Ce fut encore plus évident avec le passage par la suite des autres Canadiens, deuxièmes derrière Duhamel/Radford au championnat national et tout juste au bas du podium au championnat du monde. Ceux-ci ont réussi une très belle performance malgré un triple salchow réduit en double. Mais ils ont été solides dès leur entrée et ont patiné avec une belle assurance, à tel point qu’ils ont dépassé Duhamel et Radford au classement.Mais résister aux poussées russe et allemande aurait tenu du miracle…

Lorsque les Russes ont fait leur entrée sur la glace, ils ont soulevé un tonnerre d’applaudissements. Le stade, la ville, le pays étaient derrière eux. Et non, je n’ajouterai pas les juges. Les médailles d’argent et d’or n’ont pas été volées. Gagnées au mérite et à la réussite. Ksenia Stobova et Fedor Klimov, qui avaient remporté le libre en couple, on encore mieux fait cette fois-ci. Leur prestation sur la musique de la famille Adams gagnait en force au fur et à mesure que le programme avançait. Ils ont amélioré leur performance de plus de 8 points pour s’installer en tête du classement …jusqu’è ceux que leurs compatriotesTatiana Volosozhar et Maxim Trankov viennent les déloger.

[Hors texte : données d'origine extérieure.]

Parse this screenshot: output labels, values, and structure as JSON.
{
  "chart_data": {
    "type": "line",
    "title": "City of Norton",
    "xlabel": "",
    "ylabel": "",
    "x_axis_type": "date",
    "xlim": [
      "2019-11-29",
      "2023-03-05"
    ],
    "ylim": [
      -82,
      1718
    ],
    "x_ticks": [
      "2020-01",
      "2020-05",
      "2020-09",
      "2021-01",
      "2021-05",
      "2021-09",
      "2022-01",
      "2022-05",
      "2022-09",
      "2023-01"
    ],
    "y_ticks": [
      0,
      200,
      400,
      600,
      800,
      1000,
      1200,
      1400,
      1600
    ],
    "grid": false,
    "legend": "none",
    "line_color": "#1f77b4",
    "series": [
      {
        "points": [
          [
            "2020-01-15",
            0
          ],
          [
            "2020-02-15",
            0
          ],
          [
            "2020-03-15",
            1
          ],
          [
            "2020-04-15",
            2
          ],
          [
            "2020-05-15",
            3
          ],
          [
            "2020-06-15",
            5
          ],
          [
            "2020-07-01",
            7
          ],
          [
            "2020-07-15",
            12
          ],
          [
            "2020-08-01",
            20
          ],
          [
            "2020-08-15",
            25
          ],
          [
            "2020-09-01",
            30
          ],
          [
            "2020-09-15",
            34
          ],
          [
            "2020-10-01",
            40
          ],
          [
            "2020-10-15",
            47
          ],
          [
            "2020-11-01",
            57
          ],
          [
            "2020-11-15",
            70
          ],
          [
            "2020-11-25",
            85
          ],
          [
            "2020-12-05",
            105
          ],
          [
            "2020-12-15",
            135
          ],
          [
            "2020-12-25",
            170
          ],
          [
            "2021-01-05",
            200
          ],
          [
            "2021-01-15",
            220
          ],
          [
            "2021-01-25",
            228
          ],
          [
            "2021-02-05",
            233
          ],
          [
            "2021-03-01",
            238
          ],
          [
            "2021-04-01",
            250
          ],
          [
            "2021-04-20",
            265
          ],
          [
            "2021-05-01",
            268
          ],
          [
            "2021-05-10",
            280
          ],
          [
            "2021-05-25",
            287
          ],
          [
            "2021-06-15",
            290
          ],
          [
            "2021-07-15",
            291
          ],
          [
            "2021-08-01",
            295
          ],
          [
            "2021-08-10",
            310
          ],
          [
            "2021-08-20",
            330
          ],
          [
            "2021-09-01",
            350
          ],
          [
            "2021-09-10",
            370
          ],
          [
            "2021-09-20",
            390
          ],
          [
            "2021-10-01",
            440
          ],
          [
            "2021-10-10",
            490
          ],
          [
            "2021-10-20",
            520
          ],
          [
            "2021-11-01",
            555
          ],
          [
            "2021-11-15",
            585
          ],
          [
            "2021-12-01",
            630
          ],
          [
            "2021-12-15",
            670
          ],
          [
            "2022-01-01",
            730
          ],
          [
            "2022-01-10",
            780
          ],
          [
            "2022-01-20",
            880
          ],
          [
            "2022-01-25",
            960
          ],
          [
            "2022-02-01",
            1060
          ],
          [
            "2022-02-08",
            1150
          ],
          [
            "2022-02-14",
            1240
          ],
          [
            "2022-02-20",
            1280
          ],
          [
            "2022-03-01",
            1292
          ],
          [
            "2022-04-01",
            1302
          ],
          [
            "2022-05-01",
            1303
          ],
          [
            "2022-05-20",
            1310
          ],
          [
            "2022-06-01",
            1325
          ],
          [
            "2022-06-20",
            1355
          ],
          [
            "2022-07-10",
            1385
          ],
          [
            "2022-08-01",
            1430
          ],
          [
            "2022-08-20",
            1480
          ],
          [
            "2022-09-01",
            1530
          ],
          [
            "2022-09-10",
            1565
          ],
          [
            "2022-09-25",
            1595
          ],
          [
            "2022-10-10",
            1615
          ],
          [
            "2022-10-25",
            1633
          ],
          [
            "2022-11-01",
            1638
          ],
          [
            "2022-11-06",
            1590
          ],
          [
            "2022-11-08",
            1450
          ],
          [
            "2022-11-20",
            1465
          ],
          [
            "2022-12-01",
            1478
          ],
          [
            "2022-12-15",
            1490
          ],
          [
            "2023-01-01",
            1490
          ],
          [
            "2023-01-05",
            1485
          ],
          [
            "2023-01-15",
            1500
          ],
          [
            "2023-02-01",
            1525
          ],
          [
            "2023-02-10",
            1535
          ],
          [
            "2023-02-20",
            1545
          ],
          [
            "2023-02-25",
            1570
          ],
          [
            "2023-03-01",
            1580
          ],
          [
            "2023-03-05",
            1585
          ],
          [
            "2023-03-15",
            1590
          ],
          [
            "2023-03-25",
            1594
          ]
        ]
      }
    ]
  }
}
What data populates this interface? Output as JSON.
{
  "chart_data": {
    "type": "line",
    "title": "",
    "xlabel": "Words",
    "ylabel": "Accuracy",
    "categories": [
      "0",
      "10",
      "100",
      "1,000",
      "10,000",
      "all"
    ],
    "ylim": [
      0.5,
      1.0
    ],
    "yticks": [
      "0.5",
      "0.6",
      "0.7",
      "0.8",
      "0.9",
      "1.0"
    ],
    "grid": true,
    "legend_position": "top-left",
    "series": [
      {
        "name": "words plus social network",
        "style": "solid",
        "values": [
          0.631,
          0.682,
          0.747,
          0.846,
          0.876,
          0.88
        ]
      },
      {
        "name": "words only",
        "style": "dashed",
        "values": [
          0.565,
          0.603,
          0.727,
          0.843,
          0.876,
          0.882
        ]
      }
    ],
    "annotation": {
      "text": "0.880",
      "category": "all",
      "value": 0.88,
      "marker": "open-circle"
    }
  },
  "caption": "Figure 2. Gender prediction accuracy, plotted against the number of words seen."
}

On les attendait ceux-là. Vainqueurs du court à la compétition par équipe, ils ont même battu leur propre record de points à la compétition en couple. Ils s’élançaient sur la musique de JesusChrist superstar. Cela a donné une performance impeccable - si on veut vraiment chercher des broutilles, il y a eu une légère bascule au saut lancé - mais l’or de leur costume semblait un peu prophétique.

La médaille de bronze est allée aux Allemands Aliona Savchenko et Robin Szolkowy. Ils arrivaient avec un palmarès impressionnant. Quadruples champions du monde, médaillés d’argent aux derniers Jeux olympiques, ils avaient des espoirs légitimes de médaille d’or. Rivaux directs des Volosozhar et Trankov, derrière qui ils ont terminé deuxièmes aux derniers championnats du monde, deuxièmes après le programme court, ils n’avaient pas le droit à l’erreur. Hélas, même si Casse-noisette était présenté sur sa terre d’origine, cela ne leur aura pas porté chance… À la chute de Robin sur la triple combinaison, on savait que l’or venait de s’envoler. Pour tenter de se rattraper, ils ont essayé un grand coup : le triple axel lancé…qui leur a probablement coûté l’argent. La déduction de trois points pour avoir failli sur cet élément est cruelle dans un classement où les centièmes de points comptent.

Leur médaille de bronze aura cependant privé les Chinois Pang et Tong d’un deuxième podium olympique. Défavorisés par le sort qui les faisait patiner tout juste derrière les éventuels champions olympiques, ils ont péché à de nombreux endroits sur leur programme et sont tout de même restés à près de six points du podium.

Un mot en terminant sur le troisième couple canadien, Paige Lawrence et Rudi Swiegers. Ils illustrent bien l’adage qui dit que l’important n’est pas de vaincre, mais de participer. Ils arrivaient là sans aucun espoir de médaille, que celui de bien faire. Malgré quelques petits accrocs, ils ont réussi leur meilleure note de la saison, un bon moment pour accomplir cette performance. Leur plaisir et leur fierté étaient évidents et ils rayonnaient littéralement dans le « kiss and cry ». En voilà deux pour qui l’expérience olympique aura été très positive et très porteuse pour ce couple qui projette une image très sympathique.

La compétition se poursuivra maintenant chez les hommes avec le programme court où tous les yeux (canadiens) seront tournés vers Patrick Chan et tous les yeux (russes) sur Evgeni Plyuchenko. Mais entre ces deux géants, d’autres candidats à surveiller, entre autres l’Américain Jason Brown dont le « Riverdance » a été vu trois millions de fois sur You tube! Du plaisir en perspective.